6. method according to claim 5, it is characterised in that step 5 includes：To super-pixel set Z={ z₁,z₂,..., z_n, useThe seed node and non-seed node to be marked of random walk are represented respectively, define the label of seed node Function is Q (z_i), Q (z_i)=k, k ∈ Z, 0<k<=2, make p^kRepresent node z_iBelong to category k probability vector,Equally it is divided intoWherein it is equal toWhen represent node z_iIt is seed node, etc.

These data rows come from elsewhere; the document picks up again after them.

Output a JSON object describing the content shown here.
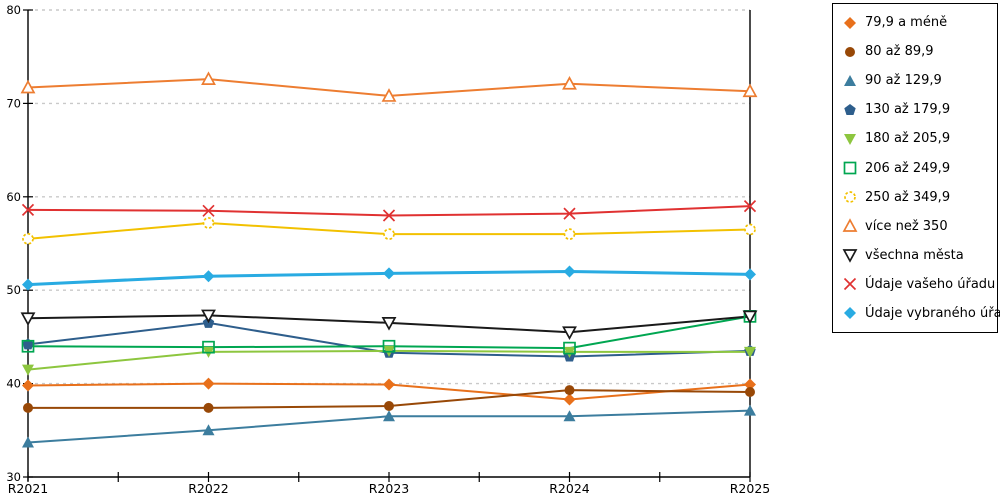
{
  "chart_data": {
    "type": "line",
    "title": "",
    "xlabel": "",
    "ylabel": "",
    "categories": [
      "R2021",
      "R2022",
      "R2023",
      "R2024",
      "R2025"
    ],
    "ylim": [
      30,
      80
    ],
    "ytick_step": 10,
    "grid": "horizontal-dashed",
    "legend_position": "right",
    "series": [
      {
        "name": "79,9 a méně",
        "marker": "diamond",
        "fill": "filled",
        "color": "#E8701B",
        "line_width": 2,
        "values": [
          39.8,
          40.0,
          39.9,
          38.3,
          39.9
        ]
      },
      {
        "name": "80 až 89,9",
        "marker": "circle",
        "fill": "filled",
        "color": "#984807",
        "line_width": 2,
        "values": [
          37.4,
          37.4,
          37.6,
          39.3,
          39.1
        ]
      },
      {
        "name": "90 až 129,9",
        "marker": "triangle-up",
        "fill": "filled",
        "color": "#3C7D9E",
        "line_width": 2,
        "values": [
          33.7,
          35.0,
          36.5,
          36.5,
          37.1
        ]
      },
      {
        "name": "130 až 179,9",
        "marker": "pentagon",
        "fill": "filled",
        "color": "#2E5E8C",
        "line_width": 2,
        "values": [
          44.2,
          46.5,
          43.3,
          42.9,
          43.5
        ]
      },
      {
        "name": "180 až 205,9",
        "marker": "triangle-down",
        "fill": "filled",
        "color": "#8DC63F",
        "line_width": 2,
        "values": [
          41.5,
          43.4,
          43.5,
          43.4,
          43.4
        ]
      },
      {
        "name": "206 až 249,9",
        "marker": "square",
        "fill": "open",
        "color": "#00A651",
        "line_width": 2,
        "values": [
          44.0,
          43.9,
          44.0,
          43.8,
          47.2
        ]
      },
      {
        "name": "250 až 349,9",
        "marker": "circle",
        "fill": "open-dashed",
        "color": "#F2C100",
        "line_width": 2,
        "values": [
          55.5,
          57.2,
          56.0,
          56.0,
          56.5
        ]
      },
      {
        "name": "více než 350",
        "marker": "triangle-up",
        "fill": "open",
        "color": "#ED7D31",
        "line_width": 2,
        "values": [
          71.7,
          72.6,
          70.8,
          72.1,
          71.3
        ]
      },
      {
        "name": "všechna města",
        "marker": "triangle-down",
        "fill": "open",
        "color": "#1A1A1A",
        "line_width": 2,
        "values": [
          47.0,
          47.3,
          46.5,
          45.5,
          47.2
        ]
      },
      {
        "name": "Údaje vašeho úřadu",
        "marker": "x",
        "fill": "open",
        "color": "#E03131",
        "line_width": 2,
        "values": [
          58.6,
          58.5,
          58.0,
          58.2,
          59.0
        ]
      },
      {
        "name": "Údaje vybraného úřadu",
        "marker": "diamond",
        "fill": "filled",
        "color": "#29ABE2",
        "line_width": 3,
        "values": [
          50.6,
          51.5,
          51.8,
          52.0,
          51.7
        ]
      }
    ]
  },
  "axes": {
    "y_ticks": [
      "80",
      "70",
      "60",
      "50",
      "40",
      "30"
    ],
    "x_ticks": [
      "R2021",
      "R2022",
      "R2023",
      "R2024",
      "R2025"
    ]
  },
  "colors": {
    "background": "#FFFFFF",
    "grid": "#C9C9C9",
    "axis": "#000000",
    "legend_border": "#000000",
    "text": "#000000"
  }
}
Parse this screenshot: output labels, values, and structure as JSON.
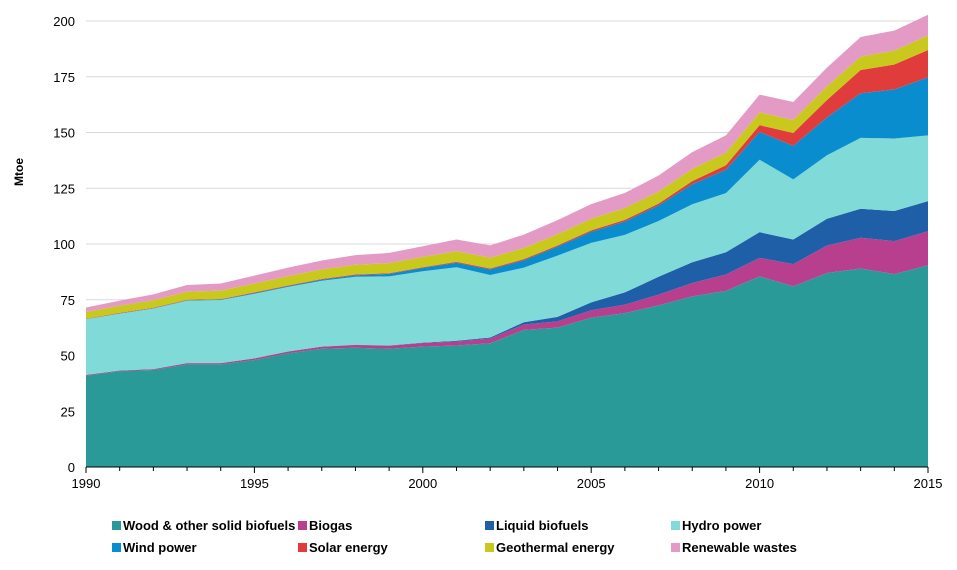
{
  "chart_data": {
    "type": "area",
    "stacked": true,
    "title": "",
    "xlabel": "",
    "ylabel": "Mtoe",
    "ylim": [
      0,
      200
    ],
    "xlim": [
      1990,
      2015
    ],
    "yticks": [
      0,
      25,
      50,
      75,
      100,
      125,
      150,
      175,
      200
    ],
    "xticks": [
      1990,
      1995,
      2000,
      2005,
      2010,
      2015
    ],
    "grid": "horizontal",
    "legend_position": "bottom",
    "x": [
      1990,
      1991,
      1992,
      1993,
      1994,
      1995,
      1996,
      1997,
      1998,
      1999,
      2000,
      2001,
      2002,
      2003,
      2004,
      2005,
      2006,
      2007,
      2008,
      2009,
      2010,
      2011,
      2012,
      2013,
      2014,
      2015
    ],
    "series": [
      {
        "name": "Wood & other solid biofuels",
        "color": "#2a9a98",
        "values": [
          41,
          43,
          43.5,
          46,
          46,
          48,
          51,
          53,
          53.5,
          53,
          54,
          54.5,
          55.5,
          61.5,
          62.5,
          67,
          69,
          72.5,
          76.5,
          79,
          85.5,
          81,
          87,
          89,
          86.5,
          90.5
        ]
      },
      {
        "name": "Biogas",
        "color": "#b83f8e",
        "values": [
          0.3,
          0.3,
          0.4,
          0.6,
          0.6,
          0.7,
          0.8,
          1.0,
          1.2,
          1.4,
          1.6,
          1.8,
          2.1,
          2.4,
          2.8,
          3.3,
          3.8,
          4.8,
          6.0,
          7.3,
          8.3,
          10.0,
          12.3,
          13.8,
          14.8,
          15.2
        ]
      },
      {
        "name": "Liquid biofuels",
        "color": "#1f5fa8",
        "values": [
          0,
          0,
          0,
          0,
          0,
          0,
          0,
          0,
          0.1,
          0.1,
          0.2,
          0.3,
          0.5,
          1.0,
          2.0,
          3.5,
          5.5,
          8.0,
          9.3,
          10.0,
          11.5,
          11.0,
          12.0,
          13.0,
          13.5,
          13.5
        ]
      },
      {
        "name": "Hydro power",
        "color": "#7fdad8",
        "values": [
          25,
          25.5,
          27.2,
          28,
          28.3,
          29,
          29,
          29.5,
          30.5,
          31,
          32,
          33,
          28,
          24.5,
          27.5,
          26.7,
          25.8,
          25,
          26,
          26.5,
          32.5,
          27,
          28.5,
          31.8,
          32.5,
          29.5
        ]
      },
      {
        "name": "Wind power",
        "color": "#0a8dcf",
        "values": [
          0,
          0.1,
          0.1,
          0.2,
          0.2,
          0.3,
          0.3,
          0.5,
          0.7,
          1.1,
          1.5,
          2,
          2.5,
          3.3,
          4,
          5,
          6,
          7,
          9,
          10.5,
          12.5,
          15,
          17,
          20,
          22,
          26
        ]
      },
      {
        "name": "Solar energy",
        "color": "#e03c3c",
        "values": [
          0.2,
          0.2,
          0.2,
          0.2,
          0.2,
          0.3,
          0.3,
          0.3,
          0.3,
          0.3,
          0.3,
          0.4,
          0.4,
          0.5,
          0.5,
          0.6,
          0.7,
          0.8,
          1.4,
          2.0,
          3.0,
          5.8,
          7.8,
          10.4,
          11.2,
          12.3
        ]
      },
      {
        "name": "Geothermal energy",
        "color": "#c9c81c",
        "values": [
          3,
          3.2,
          3.4,
          3.6,
          3.8,
          4,
          4.2,
          4.3,
          4.4,
          4.5,
          4.6,
          4.8,
          4.9,
          5.0,
          5.1,
          5.2,
          5.3,
          5.4,
          5.5,
          5.6,
          5.7,
          5.8,
          6.0,
          6.0,
          6.2,
          6.5
        ]
      },
      {
        "name": "Renewable wastes",
        "color": "#e39bc5",
        "values": [
          2.0,
          2.3,
          2.6,
          3.0,
          3.2,
          3.5,
          3.8,
          4.0,
          4.3,
          4.6,
          4.8,
          5.2,
          5.5,
          6.0,
          6.3,
          6.6,
          6.8,
          7.2,
          7.5,
          7.8,
          8.0,
          8.1,
          8.5,
          8.8,
          9.0,
          9.3
        ]
      }
    ]
  }
}
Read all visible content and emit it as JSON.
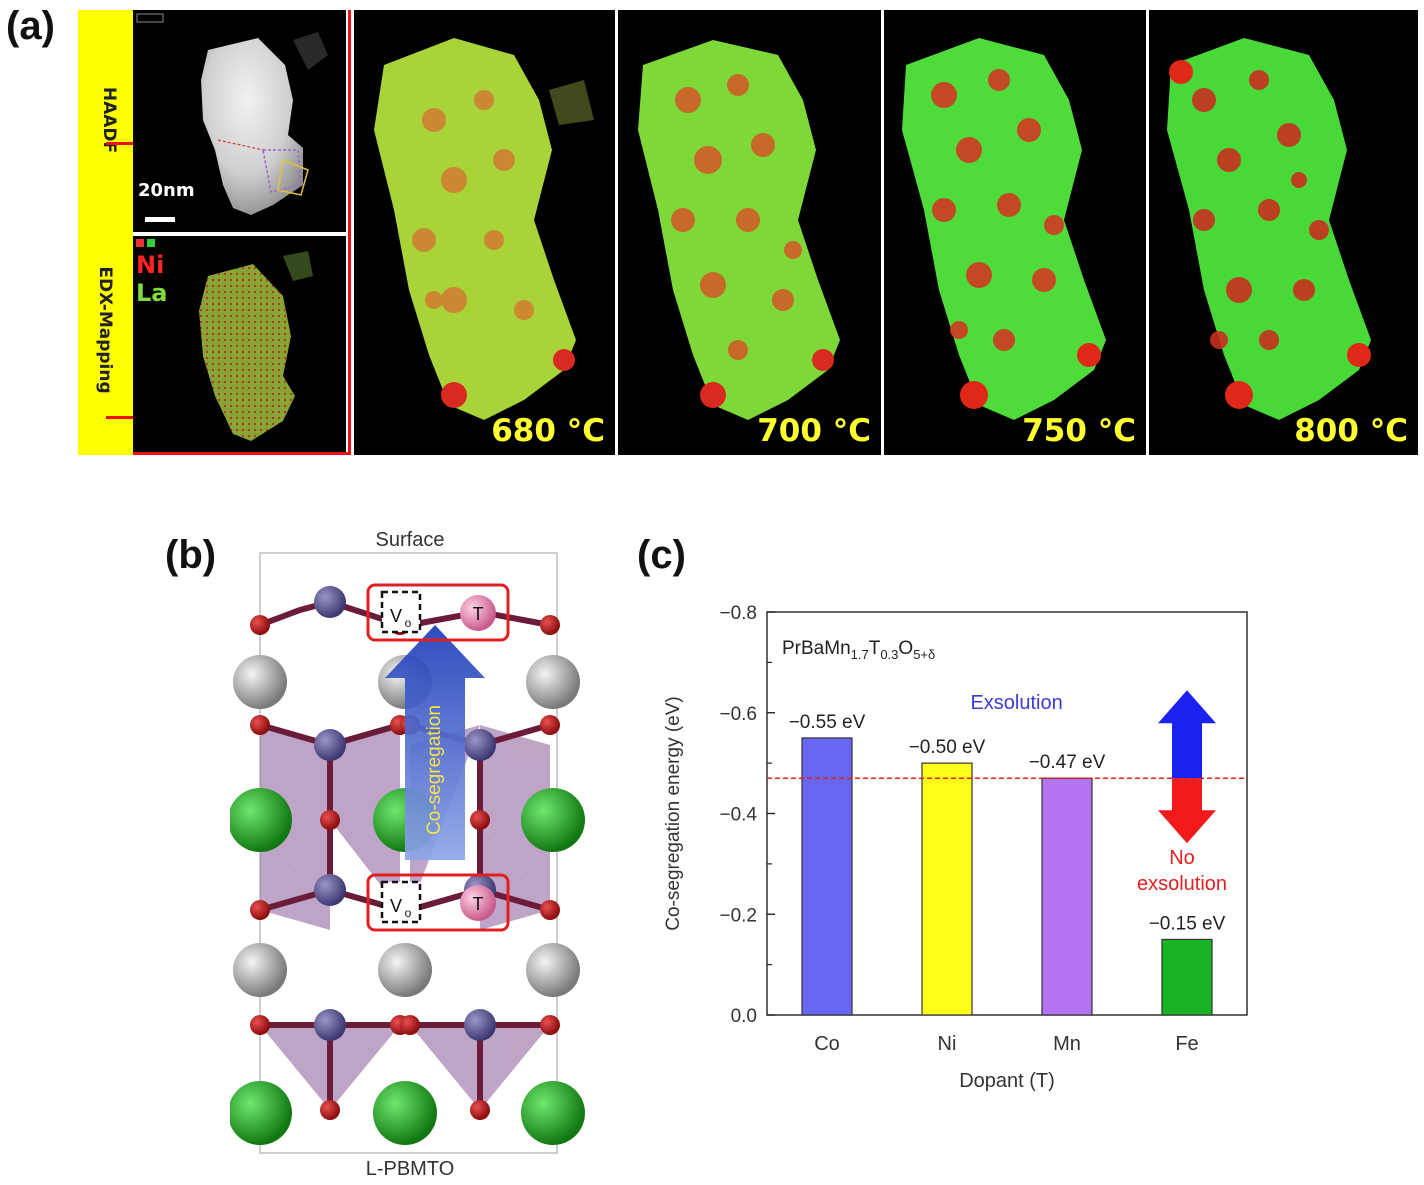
{
  "panel_labels": {
    "a": "(a)",
    "b": "(b)",
    "c": "(c)"
  },
  "panel_a": {
    "haadf_label": "HAADF",
    "edx_label": "EDX-Mapping",
    "scale_label": "20nm",
    "legend": {
      "ni": "Ni",
      "la": "La"
    },
    "temperatures": [
      "680 °C",
      "700 °C",
      "750 °C",
      "800 °C"
    ],
    "colors": {
      "la_green": "#5bd83a",
      "ni_red": "#e03a2a",
      "label_bg": "#ffff00"
    }
  },
  "panel_b": {
    "top_label": "Surface",
    "bottom_label": "L-PBMTO",
    "arrow_label": "Co-segregation",
    "vacancy_label": "V",
    "vacancy_sub": "o",
    "dopant_label": "T",
    "colors": {
      "oxygen": "#b01515",
      "mn": "#55508e",
      "ba": "#9a9a9a",
      "pr": "#1ca01c",
      "polyhedra": "#8a5a98",
      "arrow": "#2044b8"
    }
  },
  "chart_data": {
    "type": "bar",
    "annotation_formula": {
      "main": "PrBaMn",
      "sub1": "1.7",
      "mid1": "T",
      "sub2": "0.3",
      "mid2": "O",
      "sub3": "5+δ"
    },
    "categories": [
      "Co",
      "Ni",
      "Mn",
      "Fe"
    ],
    "values": [
      -0.55,
      -0.5,
      -0.47,
      -0.15
    ],
    "value_labels": [
      "−0.55 eV",
      "−0.50 eV",
      "−0.47 eV",
      "−0.15 eV"
    ],
    "bar_colors": [
      "#6767f2",
      "#ffff19",
      "#b474f2",
      "#19b424"
    ],
    "xlabel": "Dopant (T)",
    "ylabel": "Co-segregation energy (eV)",
    "ylim": [
      0.0,
      -0.8
    ],
    "yticks": [
      0.0,
      -0.2,
      -0.4,
      -0.6,
      -0.8
    ],
    "ytick_labels": [
      "0.0",
      "−0.2",
      "−0.4",
      "−0.6",
      "−0.8"
    ],
    "threshold": -0.47,
    "threshold_color": "#e02020",
    "exsolution_label": "Exsolution",
    "no_exsolution_label": [
      "No",
      "exsolution"
    ],
    "exsolution_color": "#3b3bd8",
    "no_exsolution_color": "#e82020"
  }
}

InWhen represent node z_iIt is non-seed node, as node z_iWhen belonging to category k, correspondenceIn value be 1, be otherwise 0；It is optimal P^kObtained by minimizing dirichlet integral：

D i r [p^{k}] = \frac{1}{2} {(p^{k})}^{T} L (p^{k}) = \frac{1}{2} [{(p_{M}^{k})}^{T} {(p_{U}^{k})}^{T}] [\begin{matrix} L_{M} & B \\ B^{T} & L_{U} \end{matrix}] [\begin{matrix} p_{M}^{k} \\ p_{U}^{k} \end{matrix}],

Using the sub-average super-pixel of saliency value in step 3 first stage notable figure as background seed node, in step 4 point Class result is that positive super-pixel is used as foreground seeds node, i.e. destination node；

Seed node is addedWherein k=1 represents target, and k=2 represents background, according to random walk theoretical calculation Obtain the probability that non-seed node belongs to category kWithWith reference to obtaining p^k, p¹As each node belongs to the probability of target, Probable value is corresponded into each super-pixel node z_iObtain second stage notable figure C_s(z_i)。

7. method according to claim 6, it is characterised in that step 6 includes：The classification results structure obtained using step 4 Build binary map C_t(z_i), wherein classification results are positive node value 1,0 are otherwise taken, by binary map C_t(z_i) show with second stage Write figure C_s(z_i) combine, final confidence map is obtained, final confidence map is C_f(z_i)=ω₁C_s(z_i)+ω₂C_t(z_i), wherein, Weights omega₁=0.3, ω₂=0.8, the value of the confidence of each super-pixel indicates it belong to the probability of target, and the value of the confidence of pixel etc. In the value of the confidence of its affiliated super-pixel.

8. method according to claim 7, it is characterised in that step 7 includes：According to confidence map, in putting for each pixel Threshold values t, t=0.1*max (a C is subtracted in letter value_f(z_i)) so that the contrast increase of target and background, then use sliding window Mouth generates the candidate rectangle frame for describing target location and size, in order to adapt to the dimensional variation of target, meanwhile, normal conditions Under the target scale of adjacent interframe will not occur excessive change, therefore the high, wide of target takes previous frame high, wide 0.95 times, 1 It is totally 9 groups high, wide that traversal search, the score of each candidate rectangle frame of calculating are carried out to target location again with 1.05 times, and choose Point highest candidate rectangle frame is therein to be scored in rectangle frame whole pixels finally to determine the position where target and size The value of the confidence sum.

9. method according to claim 8, it is characterised in that step 8 includes：The classification results obtained according to step 4, are used The positive class and step 7 for belonging to target obtain the super-pixel of target outer frame as apparent model of the negative class renewal based on super-pixel.